De leur côté, des historiens de l’université de Béchar ont estimé, jeudi lors d’une rencontre tenue au centre culturel islamique à Béchar, nécessaire que la France entame le nettoyage et la décontamination des zones où elle a effectué des essais nucléaires et d’armes chimiques et biologiques dans le Sahara algérien. «Il faut savoir que les répercussions et effets de ces explosions et armes sont toujours perceptibles, tant sur les populations que sur le couvert végétal et les animaux», a affirmé Zineb Salmi, historienne et enseignante à la faculté des sciences humaines et sociales.
Dans ce contexte, Rabiaa Chebli et Mohamed Laihar, historiens et enseignants, ont assuré que les habitants de ces régions sont affectés depuis ces essais nucléaires et d’armes chimiques et biologiques par plusieurs pathologies graves, dont les cancers du sang, de la peau et de la thyroïde chez les enfants.
D’ailleurs, une trentaine d’organisations internationales, à l’exemple de Chouaa (rayon) pour les droits de l’homme, Campagne internationale pour l’abolition des armes nucléaires (ICAN), Médecins internationaux pour la prévention de la guerre nucléaire (IPPNW), la Ligue internationale des femmes pour la paix et la liberté, 80 000 Voix (80 000 Voices), ont appelé la France à assumer sa responsabilité historique et juridique des explosions nucléaires effectuées dans le Sahara algérien.

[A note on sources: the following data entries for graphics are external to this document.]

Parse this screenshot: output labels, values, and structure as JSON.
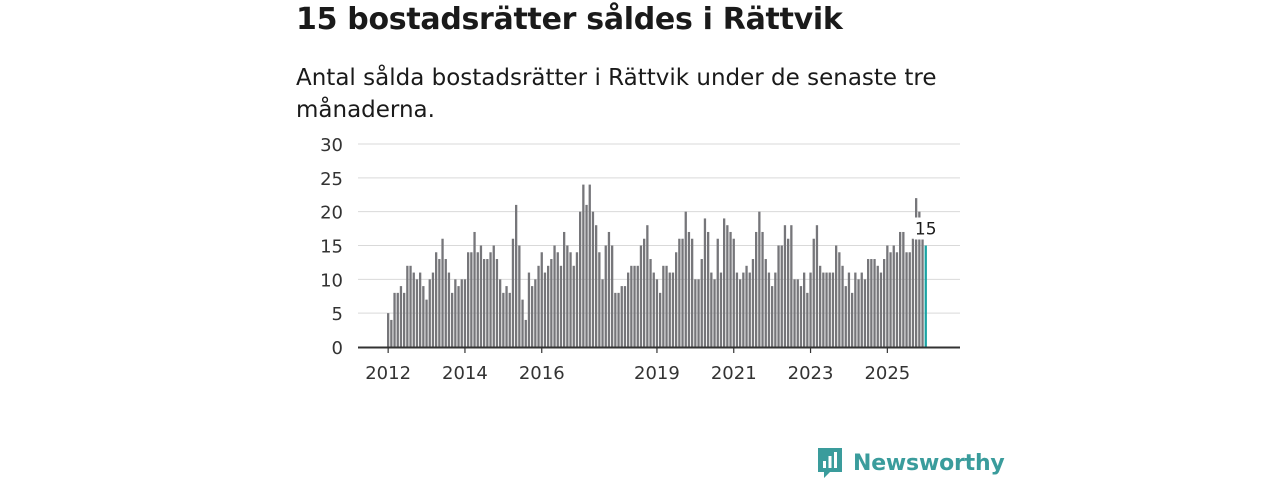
{
  "title": "15 bostadsrätter såldes i Rättvik",
  "subtitle": "Antal sålda bostadsrätter i Rättvik under de senaste tre månaderna.",
  "brand": {
    "name": "Newsworthy",
    "icon": "newsworthy-logo-icon",
    "color": "#3a9c9c"
  },
  "colors": {
    "bar": "#76767a",
    "highlight": "#1aa3a3",
    "grid": "#d9d9d9",
    "axis": "#333333"
  },
  "chart_data": {
    "type": "bar",
    "title": "15 bostadsrätter såldes i Rättvik",
    "xlabel": "",
    "ylabel": "",
    "ylim": [
      0,
      30
    ],
    "yticks": [
      0,
      5,
      10,
      15,
      20,
      25,
      30
    ],
    "xticks": [
      {
        "label": "2012",
        "index": 0
      },
      {
        "label": "2014",
        "index": 24
      },
      {
        "label": "2016",
        "index": 48
      },
      {
        "label": "2019",
        "index": 84
      },
      {
        "label": "2021",
        "index": 108
      },
      {
        "label": "2023",
        "index": 132
      },
      {
        "label": "2025",
        "index": 156
      }
    ],
    "period": "rolling 3-month totals, monthly, 2012 – 2025",
    "values": [
      5,
      4,
      8,
      8,
      9,
      8,
      12,
      12,
      11,
      10,
      11,
      9,
      7,
      10,
      11,
      14,
      13,
      16,
      13,
      11,
      8,
      10,
      9,
      10,
      10,
      14,
      14,
      17,
      14,
      15,
      13,
      13,
      14,
      15,
      13,
      10,
      8,
      9,
      8,
      16,
      21,
      15,
      7,
      4,
      11,
      9,
      10,
      12,
      14,
      11,
      12,
      13,
      15,
      14,
      12,
      17,
      15,
      14,
      12,
      14,
      20,
      24,
      21,
      24,
      20,
      18,
      14,
      10,
      15,
      17,
      15,
      8,
      8,
      9,
      9,
      11,
      12,
      12,
      12,
      15,
      16,
      18,
      13,
      11,
      10,
      8,
      12,
      12,
      11,
      11,
      14,
      16,
      16,
      20,
      17,
      16,
      10,
      10,
      13,
      19,
      17,
      11,
      10,
      16,
      11,
      19,
      18,
      17,
      16,
      11,
      10,
      11,
      12,
      11,
      13,
      17,
      20,
      17,
      13,
      11,
      9,
      11,
      15,
      15,
      18,
      16,
      18,
      10,
      10,
      9,
      11,
      8,
      11,
      16,
      18,
      12,
      11,
      11,
      11,
      11,
      15,
      14,
      12,
      9,
      11,
      8,
      11,
      10,
      11,
      10,
      13,
      13,
      13,
      12,
      11,
      13,
      15,
      14,
      15,
      14,
      17,
      17,
      14,
      14,
      16,
      22,
      20,
      16,
      15
    ],
    "highlight_index": 168,
    "annotations": [
      {
        "index": 168,
        "text": "15"
      }
    ]
  }
}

Selon ces organisations qui luttent en faveur de la paix, du désarmement et des droits humains à travers le monde, cet essai nucléaire n’était pas un événement isolé, mais le début d’une série de 16 autres essais successifs, dont 11 ont été réalisés postérieurement aux accords d’Evian du 19 mars 1962 qui actent l’indépendance de l’Algérie.

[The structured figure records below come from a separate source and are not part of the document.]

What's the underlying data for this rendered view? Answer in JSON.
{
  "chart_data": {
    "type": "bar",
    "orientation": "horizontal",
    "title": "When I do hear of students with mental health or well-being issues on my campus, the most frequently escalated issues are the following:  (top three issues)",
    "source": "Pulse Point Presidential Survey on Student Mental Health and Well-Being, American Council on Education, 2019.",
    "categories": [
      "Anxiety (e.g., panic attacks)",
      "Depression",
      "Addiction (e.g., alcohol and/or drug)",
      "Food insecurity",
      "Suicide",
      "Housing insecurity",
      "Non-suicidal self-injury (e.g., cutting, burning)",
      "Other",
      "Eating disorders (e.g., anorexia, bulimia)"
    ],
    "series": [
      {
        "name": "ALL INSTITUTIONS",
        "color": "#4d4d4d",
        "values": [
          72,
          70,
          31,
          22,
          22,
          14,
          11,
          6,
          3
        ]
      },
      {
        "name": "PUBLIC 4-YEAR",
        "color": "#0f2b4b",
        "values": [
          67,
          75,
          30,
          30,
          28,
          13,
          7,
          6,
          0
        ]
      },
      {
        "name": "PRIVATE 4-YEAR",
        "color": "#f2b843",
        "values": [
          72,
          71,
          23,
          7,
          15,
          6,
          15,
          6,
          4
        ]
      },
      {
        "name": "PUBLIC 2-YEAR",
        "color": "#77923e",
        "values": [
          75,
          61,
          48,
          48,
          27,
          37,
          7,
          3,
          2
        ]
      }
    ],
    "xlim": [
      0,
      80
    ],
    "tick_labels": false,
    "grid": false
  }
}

Tragique héritage de la radioactivité
«Ces 17 essais nucléaires et les 40 expérimentations nucléaires complémentaires avec dispersion de plutonium (essais sous critique Pollen et Augias) ont laissé un héritage tragique de contamination radioactive généralisée et de graves dommages à la santé des populations locales des zones touchées», ont-ils déploré.
D’ailleurs, des décennies plus tard, les effets perdurent, comme en témoignent la hausse alarmante des taux de cancer et des maladies respiratoires chroniques, ainsi que la dégradation environnementale continue, qui a gravement affecté les ressources naturelles, perturbé les moyens de subsistance et fragilisé le tissu socio-économique des communautés locales. «Au- delà des conséquences sanitaires et environnementales, ces explosions nucléaires ont engendré de profondes répercussions psychologiques et sociales pour les populations affectées», ont-ils assuré. C’est pourquoi les rapporteurs onusiens ont demandé à la France de «reconnaître sa responsabilité historique et juridique pour les conséquences de ses explosions nucléaires en Algérie, ainsi que la mise en œuvre de mesures concrètes pour réparer les dommages causés».

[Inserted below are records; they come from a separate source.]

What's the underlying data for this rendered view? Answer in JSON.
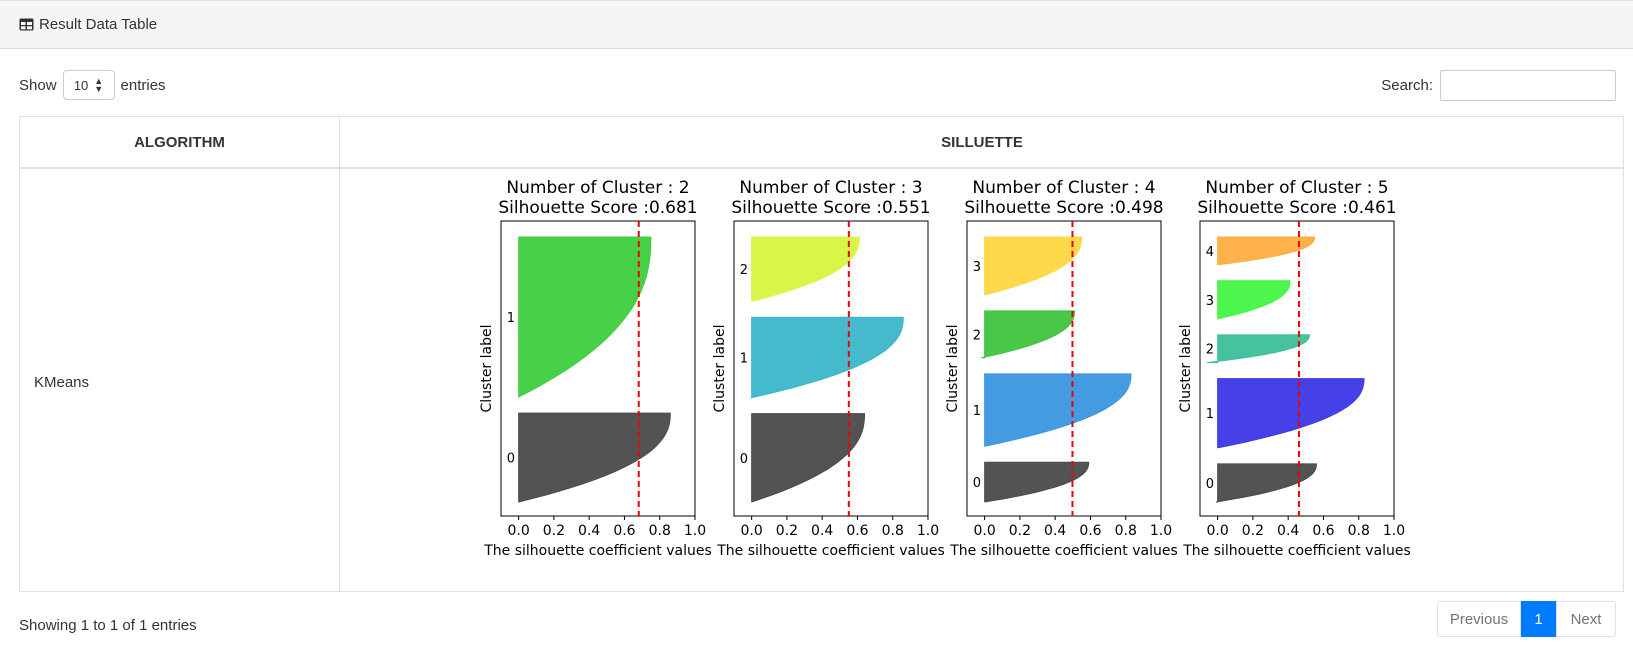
{
  "header": {
    "title": "Result Data Table",
    "icon": "table-icon"
  },
  "controls": {
    "show_label": "Show",
    "entries_value": "10",
    "entries_label": "entries",
    "search_label": "Search:",
    "search_value": ""
  },
  "table": {
    "columns": [
      "ALGORITHM",
      "SILLUETTE"
    ],
    "rows": [
      {
        "algorithm": "KMeans"
      }
    ]
  },
  "footer": {
    "info": "Showing 1 to 1 of 1 entries",
    "previous": "Previous",
    "page": "1",
    "next": "Next"
  },
  "chart_data": [
    {
      "type": "area",
      "title": "Number of Cluster : 2\nSilhouette Score :0.681",
      "xlabel": "The silhouette coefficient values",
      "ylabel": "Cluster label",
      "xlim": [
        -0.1,
        1.0
      ],
      "xticks": [
        "0.0",
        "0.2",
        "0.4",
        "0.6",
        "0.8",
        "1.0"
      ],
      "avg_score": 0.681,
      "clusters": [
        {
          "label": "0",
          "color": "#4a4a4a",
          "max": 0.86,
          "min": 0.0,
          "weight": 1.0
        },
        {
          "label": "1",
          "color": "#3ecf3e",
          "max": 0.75,
          "min": 0.0,
          "weight": 1.8
        }
      ]
    },
    {
      "type": "area",
      "title": "Number of Cluster : 3\nSilhouette Score :0.551",
      "xlabel": "The silhouette coefficient values",
      "ylabel": "Cluster label",
      "xlim": [
        -0.1,
        1.0
      ],
      "xticks": [
        "0.0",
        "0.2",
        "0.4",
        "0.6",
        "0.8",
        "1.0"
      ],
      "avg_score": 0.551,
      "clusters": [
        {
          "label": "0",
          "color": "#4a4a4a",
          "max": 0.64,
          "min": 0.0,
          "weight": 1.1
        },
        {
          "label": "1",
          "color": "#3ab6c9",
          "max": 0.86,
          "min": 0.0,
          "weight": 1.0
        },
        {
          "label": "2",
          "color": "#d7f53e",
          "max": 0.61,
          "min": 0.0,
          "weight": 0.8
        }
      ]
    },
    {
      "type": "area",
      "title": "Number of Cluster : 4\nSilhouette Score :0.498",
      "xlabel": "The silhouette coefficient values",
      "ylabel": "Cluster label",
      "xlim": [
        -0.1,
        1.0
      ],
      "xticks": [
        "0.0",
        "0.2",
        "0.4",
        "0.6",
        "0.8",
        "1.0"
      ],
      "avg_score": 0.498,
      "clusters": [
        {
          "label": "0",
          "color": "#4a4a4a",
          "max": 0.59,
          "min": 0.0,
          "weight": 0.55
        },
        {
          "label": "1",
          "color": "#3a96e0",
          "max": 0.83,
          "min": 0.0,
          "weight": 1.0
        },
        {
          "label": "2",
          "color": "#3ec43e",
          "max": 0.51,
          "min": -0.02,
          "weight": 0.65
        },
        {
          "label": "3",
          "color": "#ffd740",
          "max": 0.55,
          "min": 0.0,
          "weight": 0.8
        }
      ]
    },
    {
      "type": "area",
      "title": "Number of Cluster : 5\nSilhouette Score :0.461",
      "xlabel": "The silhouette coefficient values",
      "ylabel": "Cluster label",
      "xlim": [
        -0.1,
        1.0
      ],
      "xticks": [
        "0.0",
        "0.2",
        "0.4",
        "0.6",
        "0.8",
        "1.0"
      ],
      "avg_score": 0.461,
      "clusters": [
        {
          "label": "0",
          "color": "#4a4a4a",
          "max": 0.56,
          "min": -0.01,
          "weight": 0.55
        },
        {
          "label": "1",
          "color": "#3c37e6",
          "max": 0.83,
          "min": 0.0,
          "weight": 1.0
        },
        {
          "label": "2",
          "color": "#3cbf9a",
          "max": 0.52,
          "min": -0.06,
          "weight": 0.4
        },
        {
          "label": "3",
          "color": "#42f542",
          "max": 0.41,
          "min": 0.0,
          "weight": 0.55
        },
        {
          "label": "4",
          "color": "#ffad40",
          "max": 0.55,
          "min": 0.0,
          "weight": 0.4
        }
      ]
    }
  ]
}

Cela passe, selon ces organisations, par la déclassification de toutes les archives liées aux essais, l’identification des sites de déchets radioactifs, la dépollution des zones contaminées et l’indemnisation juste des victimes avec un accès garanti aux soins médicaux adéquats.
En d’autres termes, les organisations internationales signataires appellent la France a reconnaître, de manière entière et complète, les crimes nucléaires commis en Algérie et l’acceptation de sa responsabilité juridique et morale, «avec une indemnisation équitable pour les victimes, la levée du secret défense sur tous les dossiers relatifs aux essais nucléaires, y compris les sites de déchets radioactifs, ainsi que la signature et la ratification du Traité sur l’interdiction des armes nucléaires (TIAN), en signe de bonne foi pour remédier aux conséquences de ces essais et assurer la vérité et la justice auprès des populations impactées», concluent-elles.